Dès les années cinquante, Geneviève Joy a enregistré au disque, en compagnie de Jacqueline Robin-Bonneau des oeuvres originales pour deux pianos et piano à 4 mains : Jeux d'enfants de Georges Bizet, Trois Valses romantiques de Chabrier (Pathé DT1025), Dolly de Fauré, En blanc et noir de Debussy (Pathé DT 1026), Ma Mère l'oye de Ravel, Scaramouche de Milhaud (Pathé DT1027), Sonate pour deux pianos et percussion de Bela Bartok (Ducretet Thomson 320C116), aux côtés de Marie-Claude Theuveny (violon) et André Lévy (violoncelle) 5 pièces de Fred Barlow (Erato STU20174), avec Christian Ivaldi (piano) et l'Orchestre philharmonique de l'ORTF dirigé par Charles Bruck Synaxis pour deux pianos, percussion et orchestre de Maurice Ohana (Erato STU70431), avec Ina Marika et l'Orchestre de la Société des Concerts du Conservatoire, sous la direction de l'auteur, le Concerto pour deux pianos de Darius Milhaud (Vega C30A355). En 1957, on lui doit la gravure chez Ducretet Thomson (300C021) du Concerto n° 2 pour piano et orchestre du compositeur iranien André Hossein (père de l'acteur et metteur en scène Robert Hossein) avec l'Orchestre du Théâtre des Champs-Elysées sous la direction d'André Jouve.

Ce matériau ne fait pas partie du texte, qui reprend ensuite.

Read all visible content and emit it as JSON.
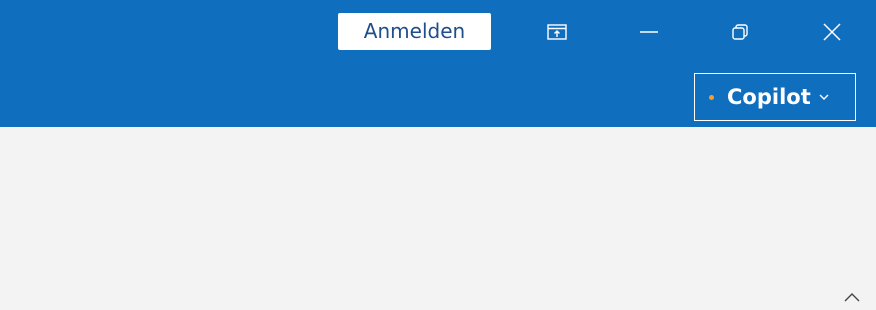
{
  "titlebar": {
    "signin_label": "Anmelden",
    "icons": {
      "ribbon_display": "ribbon-display-options-icon",
      "minimize": "minimize-icon",
      "restore": "restore-icon",
      "close": "close-icon"
    }
  },
  "ribbon": {
    "copilot_label": "Copilot",
    "collapse_icon": "chevron-up-icon"
  },
  "colors": {
    "titlebar_bg": "#106ebe",
    "content_bg": "#f3f3f3",
    "copilot_dot": "#f0a030"
  }
}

Notons encore : avec le "Trio de France", en 1959, le Trio en ré mineur, op. 120, de Fauré, le Trio en la mineur de Ravel (Pretoria 30CL8001) ; avec Georges Barboteu (cor) et Marie-Claude Theuveny (violon), en 1982, la Sonate pour cor et piano en fa majeur, op. 17, de Beethoven, l'Adagio et allegro pour cor et piano en la bémol majeur, op. 70, de Schumann et le Trio pour piano, violon et cor en mi bémol majeur, op. 40, de Brahms (Arion ARN35704) ; avec Christian Ivaldi la Partita pour deux pianos de Georges Auric (Ades) et plusieurs oeuvres de son époux Henri Dutilleux : la Sonate, Figures de résonance, 3 Préludes (Erato)...

Les obsèques de Geneviève Joy, Commandeur de la Légion d'honneur, ont été célébrées dans l'intimité le 3 décembre 2009 à Paris.